James Mitchell

Personal information
- Full name: James Frederick Mitchell
- Date of birth: 18 November 1897
- Place of birth: Manchester, England
- Date of death: 30 May 1975 (aged 77)
- Height: 6 ft 1 in (1.85 m)
- Position: Goalkeeper

Senior career*
- Years: Team / Apps / (Gls)
- 1914–1915: Blackpool / 5 / (0)
- Northern Nomads
- 1920–1922: Preston North End / 21 / (0)
- 1922–1926: Manchester City / 99 / (0)
- 1926–1927: Leicester City / 0 / (0)
- Total:  / 125 / (0)

International career
- 1920: Great Britain / 1 / (0)
- 1924: England / 1 / (0)

= James Mitchell (footballer, born 1897) =

English footballer (1897–1975)

James Frederick Mitchell, also known as Jim Mitchell, and sometimes Fred Mitchell, (18 November 1897 – 30 May 1975) was an English footballer who played at both professional and international levels as a goalkeeper. Mitchell played professionally for five different clubs – Blackpool, Northern Nomads, Preston North End, Manchester City and Leicester City – across two different leagues – the Football League and Lancashire Combination. Mitchell played in the 1922 FA Cup final and also earned one cap for the England national side in 1924.

==Early life==
Mitchell was born in Manchester on 18 November 1897, and he attended Arnold School and Manchester University.

==Professional career==
Mitchell spent time with a number of different clubs including Blackpool, Northern Nomads, Preston North End, Manchester City and Leicester City. Mitchell played in leagues including the Football League and Lancashire Combination. He started his career with Football League outfit Blackpool, joining them in the 1914–15 season at the age of 17. He played five league matches for the club, deputising for Jimmy Kidd. He made his debut in a goalless draw against Lincoln City at Bloomfield Road on 20 March. Fred Thompson stood in for three matches, before Mitchell returned to the team for the final four games.

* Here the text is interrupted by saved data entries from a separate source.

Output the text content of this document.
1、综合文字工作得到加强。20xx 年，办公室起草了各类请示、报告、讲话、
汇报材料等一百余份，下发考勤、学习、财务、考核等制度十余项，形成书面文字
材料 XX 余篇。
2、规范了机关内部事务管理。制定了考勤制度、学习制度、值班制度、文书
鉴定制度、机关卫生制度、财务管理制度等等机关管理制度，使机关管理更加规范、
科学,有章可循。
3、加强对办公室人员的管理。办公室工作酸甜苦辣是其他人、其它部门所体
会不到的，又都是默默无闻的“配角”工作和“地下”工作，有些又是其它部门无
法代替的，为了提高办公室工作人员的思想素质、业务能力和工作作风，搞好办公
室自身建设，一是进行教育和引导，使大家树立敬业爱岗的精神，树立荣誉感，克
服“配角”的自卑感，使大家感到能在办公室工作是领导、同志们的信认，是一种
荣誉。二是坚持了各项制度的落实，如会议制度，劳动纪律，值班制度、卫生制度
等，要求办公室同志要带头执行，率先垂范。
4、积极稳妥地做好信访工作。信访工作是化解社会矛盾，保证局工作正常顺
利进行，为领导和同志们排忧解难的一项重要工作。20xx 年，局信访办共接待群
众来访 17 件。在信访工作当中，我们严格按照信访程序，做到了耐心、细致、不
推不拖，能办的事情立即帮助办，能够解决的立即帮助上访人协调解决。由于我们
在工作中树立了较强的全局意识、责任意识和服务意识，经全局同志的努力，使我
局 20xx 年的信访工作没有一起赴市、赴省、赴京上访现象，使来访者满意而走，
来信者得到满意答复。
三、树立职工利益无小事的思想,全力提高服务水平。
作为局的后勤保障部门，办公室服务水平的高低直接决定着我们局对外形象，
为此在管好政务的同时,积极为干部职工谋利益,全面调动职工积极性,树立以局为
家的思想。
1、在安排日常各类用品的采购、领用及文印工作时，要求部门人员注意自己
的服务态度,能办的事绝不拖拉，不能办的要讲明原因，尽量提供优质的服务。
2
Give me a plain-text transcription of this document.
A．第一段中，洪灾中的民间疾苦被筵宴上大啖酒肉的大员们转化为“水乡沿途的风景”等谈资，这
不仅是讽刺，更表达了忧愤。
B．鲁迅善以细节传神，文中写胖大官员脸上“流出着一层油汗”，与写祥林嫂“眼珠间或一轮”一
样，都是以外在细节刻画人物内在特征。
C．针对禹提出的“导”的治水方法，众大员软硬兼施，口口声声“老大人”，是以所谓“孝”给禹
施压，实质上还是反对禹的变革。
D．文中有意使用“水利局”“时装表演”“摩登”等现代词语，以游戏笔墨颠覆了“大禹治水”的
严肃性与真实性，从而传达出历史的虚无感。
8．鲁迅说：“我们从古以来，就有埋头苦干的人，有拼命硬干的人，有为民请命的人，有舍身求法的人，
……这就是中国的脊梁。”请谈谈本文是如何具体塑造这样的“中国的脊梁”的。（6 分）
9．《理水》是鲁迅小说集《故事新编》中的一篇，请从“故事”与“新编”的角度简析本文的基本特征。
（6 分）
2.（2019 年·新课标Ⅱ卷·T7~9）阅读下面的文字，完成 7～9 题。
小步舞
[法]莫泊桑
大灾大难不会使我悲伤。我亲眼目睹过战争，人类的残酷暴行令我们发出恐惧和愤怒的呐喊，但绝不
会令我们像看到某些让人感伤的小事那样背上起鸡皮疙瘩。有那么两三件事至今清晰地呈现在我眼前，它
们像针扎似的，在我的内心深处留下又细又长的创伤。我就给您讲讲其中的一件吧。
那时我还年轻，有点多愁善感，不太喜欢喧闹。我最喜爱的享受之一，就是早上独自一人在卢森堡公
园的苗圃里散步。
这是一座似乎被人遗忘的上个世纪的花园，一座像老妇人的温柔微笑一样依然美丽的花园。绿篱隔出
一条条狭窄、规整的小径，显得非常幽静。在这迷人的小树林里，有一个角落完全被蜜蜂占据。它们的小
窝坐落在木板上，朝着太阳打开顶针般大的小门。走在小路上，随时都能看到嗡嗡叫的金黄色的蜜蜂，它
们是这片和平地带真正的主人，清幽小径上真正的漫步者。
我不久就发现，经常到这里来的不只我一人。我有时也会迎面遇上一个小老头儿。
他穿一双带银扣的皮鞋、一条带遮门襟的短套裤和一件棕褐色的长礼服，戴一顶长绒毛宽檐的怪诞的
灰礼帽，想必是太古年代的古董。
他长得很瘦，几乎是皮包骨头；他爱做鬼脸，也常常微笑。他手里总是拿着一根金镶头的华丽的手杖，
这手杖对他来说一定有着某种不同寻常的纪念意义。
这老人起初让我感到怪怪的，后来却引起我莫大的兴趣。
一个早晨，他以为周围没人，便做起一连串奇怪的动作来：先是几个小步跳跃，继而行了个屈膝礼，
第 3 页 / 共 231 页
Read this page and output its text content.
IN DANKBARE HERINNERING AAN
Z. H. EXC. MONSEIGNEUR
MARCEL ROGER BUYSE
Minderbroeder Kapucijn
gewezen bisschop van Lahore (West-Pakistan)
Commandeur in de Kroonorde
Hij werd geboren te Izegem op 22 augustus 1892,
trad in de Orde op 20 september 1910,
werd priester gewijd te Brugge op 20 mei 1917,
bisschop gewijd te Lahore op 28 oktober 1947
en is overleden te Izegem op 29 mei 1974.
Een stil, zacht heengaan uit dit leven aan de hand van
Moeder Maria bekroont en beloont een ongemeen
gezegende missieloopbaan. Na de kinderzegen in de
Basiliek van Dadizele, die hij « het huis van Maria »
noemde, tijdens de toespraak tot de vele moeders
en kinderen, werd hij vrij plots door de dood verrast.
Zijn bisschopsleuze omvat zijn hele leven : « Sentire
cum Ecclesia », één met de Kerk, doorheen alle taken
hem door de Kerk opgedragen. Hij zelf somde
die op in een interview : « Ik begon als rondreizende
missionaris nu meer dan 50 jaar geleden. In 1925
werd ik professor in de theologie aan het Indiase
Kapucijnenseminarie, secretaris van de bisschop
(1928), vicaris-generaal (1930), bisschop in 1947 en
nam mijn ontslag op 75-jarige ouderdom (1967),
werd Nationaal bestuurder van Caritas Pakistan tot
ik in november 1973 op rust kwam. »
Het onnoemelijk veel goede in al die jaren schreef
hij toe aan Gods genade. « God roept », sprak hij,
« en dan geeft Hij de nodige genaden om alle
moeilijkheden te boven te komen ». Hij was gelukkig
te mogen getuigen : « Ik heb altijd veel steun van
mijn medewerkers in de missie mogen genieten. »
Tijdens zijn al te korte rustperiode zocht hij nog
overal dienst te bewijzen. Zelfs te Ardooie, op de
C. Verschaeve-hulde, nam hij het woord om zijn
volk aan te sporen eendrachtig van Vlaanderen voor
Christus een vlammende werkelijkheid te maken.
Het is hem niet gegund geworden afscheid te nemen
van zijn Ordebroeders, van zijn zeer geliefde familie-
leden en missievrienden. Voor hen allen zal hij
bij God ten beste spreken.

Mitchell's career was interrupted by the First World War. He played for Blackpool in the first nine games of the 1915–16, in the Principal Competition, Lancashire Section, after which Kidd took over for the remaining 27 games. After the war, he joined Northern Nomads who played in the Lancashire Combination.

Mitchell returned to the Football League when he was signed by Preston North End in 1920. In his first season with the club, he played just seven matches, five of them in the league. In the following season, he made 16 league appearances and played six FA Cup matches including the 1922 FA Cup final, which was held on 29 April 1922 at London's Stamford Bridge stadium. Preston North End, playing against Huddersfield Town, lost the match 1–0, after Billy Smith scored a penalty in the 67th minute. Mitchell wore spectacles in the match.

Mitchell left Preston in 1922 to join Manchester City and between 1922 and 1926, he played a total of 109 games for Manchester City, 99 of them in the Football League. He played 17 times in the league as Manchester City were relegated to the Football League Second Division at the end of the 1925–26 campaign. After leaving the club in 1926, Mitchell spent one season with Leicester City. However, he failed to make a first team appearance for the club, and retired from professional football in 1927.

==International career==
While playing for Manchester City, Mitchell earned one international cap for the England national side on 22 October 1924, in a game against Ireland; England ran out as 3–1 victors. The match, which was held at the Goodison Park stadium in Liverpool, was part of the 1925 British Home Championship. Mitchell also wore spectacles in that game, and to date he remains the only player capped for England while wearing spectacles.

Mitchell also represented Great Britain at the 1920 Summer Olympics.

==Later life==
Mitchell died at the age of 77 on 30 May 1975.